The story of Dance of Death: Du Lac and Fey is its saving grace. It’s tried to be as historically accurate as possible for a fictional tale, using fact as well as fiction to weave an intricate plot. I’ve really enjoyed finding out about the characters, their reasons and motives for doing what they do, and the relationships they have with each other – so hats off to the writers.
Overall, I thoroughly enjoyed my time with Du Lac and Fey, getting to play as one of the ‘Rippers’ victims was a nice touch and had me guessing on what was going to happen to poor old Mary Kelly, and what role she would play in the outcome of this tale. I do wish there were some puzzles to solve akin to ‘Broken Sword 2’ as the only time the game differed, was to concoct a potion or two or take part in some awkward combat which involved a timed click on a coloured bar.
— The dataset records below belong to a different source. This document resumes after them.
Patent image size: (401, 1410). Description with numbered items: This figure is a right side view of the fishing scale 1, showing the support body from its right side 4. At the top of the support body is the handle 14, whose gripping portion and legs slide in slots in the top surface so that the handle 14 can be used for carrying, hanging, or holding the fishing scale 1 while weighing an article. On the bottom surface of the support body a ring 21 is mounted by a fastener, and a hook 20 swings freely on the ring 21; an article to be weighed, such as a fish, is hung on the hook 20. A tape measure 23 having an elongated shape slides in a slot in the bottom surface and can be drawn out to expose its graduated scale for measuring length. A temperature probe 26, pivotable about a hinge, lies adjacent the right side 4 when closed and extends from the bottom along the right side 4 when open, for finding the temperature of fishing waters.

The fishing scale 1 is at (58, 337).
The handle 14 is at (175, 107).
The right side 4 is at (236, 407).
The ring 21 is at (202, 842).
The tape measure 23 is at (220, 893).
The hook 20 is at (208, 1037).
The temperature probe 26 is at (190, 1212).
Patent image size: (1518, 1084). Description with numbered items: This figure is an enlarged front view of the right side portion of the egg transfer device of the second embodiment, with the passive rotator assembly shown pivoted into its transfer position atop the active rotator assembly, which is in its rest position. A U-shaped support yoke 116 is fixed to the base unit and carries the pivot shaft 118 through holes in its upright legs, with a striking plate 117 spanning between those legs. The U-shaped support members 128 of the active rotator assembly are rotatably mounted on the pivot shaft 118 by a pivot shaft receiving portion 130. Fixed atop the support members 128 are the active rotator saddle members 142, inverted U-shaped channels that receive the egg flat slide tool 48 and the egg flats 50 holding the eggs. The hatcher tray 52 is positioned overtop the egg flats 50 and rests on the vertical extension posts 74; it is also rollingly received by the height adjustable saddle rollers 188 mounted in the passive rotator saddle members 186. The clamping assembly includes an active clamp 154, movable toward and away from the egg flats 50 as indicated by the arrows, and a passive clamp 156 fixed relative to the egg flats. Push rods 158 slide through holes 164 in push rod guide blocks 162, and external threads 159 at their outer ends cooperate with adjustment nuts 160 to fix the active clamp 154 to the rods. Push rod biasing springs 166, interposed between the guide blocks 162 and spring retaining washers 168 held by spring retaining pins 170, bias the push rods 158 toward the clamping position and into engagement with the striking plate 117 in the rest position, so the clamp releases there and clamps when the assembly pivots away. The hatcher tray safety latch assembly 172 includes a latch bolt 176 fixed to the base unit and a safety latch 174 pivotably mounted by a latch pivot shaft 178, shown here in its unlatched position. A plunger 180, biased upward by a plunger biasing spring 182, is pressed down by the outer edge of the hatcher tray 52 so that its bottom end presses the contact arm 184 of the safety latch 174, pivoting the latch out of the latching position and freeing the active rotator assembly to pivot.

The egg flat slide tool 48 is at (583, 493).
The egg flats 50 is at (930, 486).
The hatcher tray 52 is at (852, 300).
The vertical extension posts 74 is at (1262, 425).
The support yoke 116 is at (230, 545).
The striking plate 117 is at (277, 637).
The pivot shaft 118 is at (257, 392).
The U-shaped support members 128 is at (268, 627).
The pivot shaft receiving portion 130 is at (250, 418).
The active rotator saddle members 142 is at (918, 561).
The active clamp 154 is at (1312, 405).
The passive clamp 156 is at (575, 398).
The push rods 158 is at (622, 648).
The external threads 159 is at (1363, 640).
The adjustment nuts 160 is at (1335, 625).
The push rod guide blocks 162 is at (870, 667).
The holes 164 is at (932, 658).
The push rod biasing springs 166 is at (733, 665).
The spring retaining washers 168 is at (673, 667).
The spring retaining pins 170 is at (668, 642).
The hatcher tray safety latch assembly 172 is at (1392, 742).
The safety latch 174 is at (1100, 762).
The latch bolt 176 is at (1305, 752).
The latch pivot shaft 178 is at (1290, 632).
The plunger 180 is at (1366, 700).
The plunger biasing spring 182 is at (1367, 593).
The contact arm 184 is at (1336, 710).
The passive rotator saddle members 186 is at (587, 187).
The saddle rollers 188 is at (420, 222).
You also had some different conversation options to pick when conversing with some characters, but although told they affect the trajectory of your adventure, it was hard to see if they had any effect during a single playthrough. Worth a play if you’re looking for a great story, but that’s it, unfortunately.
- Interesting premise.
- Superb voice acting.
- Great musical score.
- Lack of puzzles.
- Character animations get worse the longer the game goes on.
ESRB: No Rating as of yet for this review. PEGI: 16.
There are some gory parts and plenty of sexual references and bad language, not suitable for kids.
Disclaimer: This review is based on a retail build of the game provided by PR for the purpose of this review.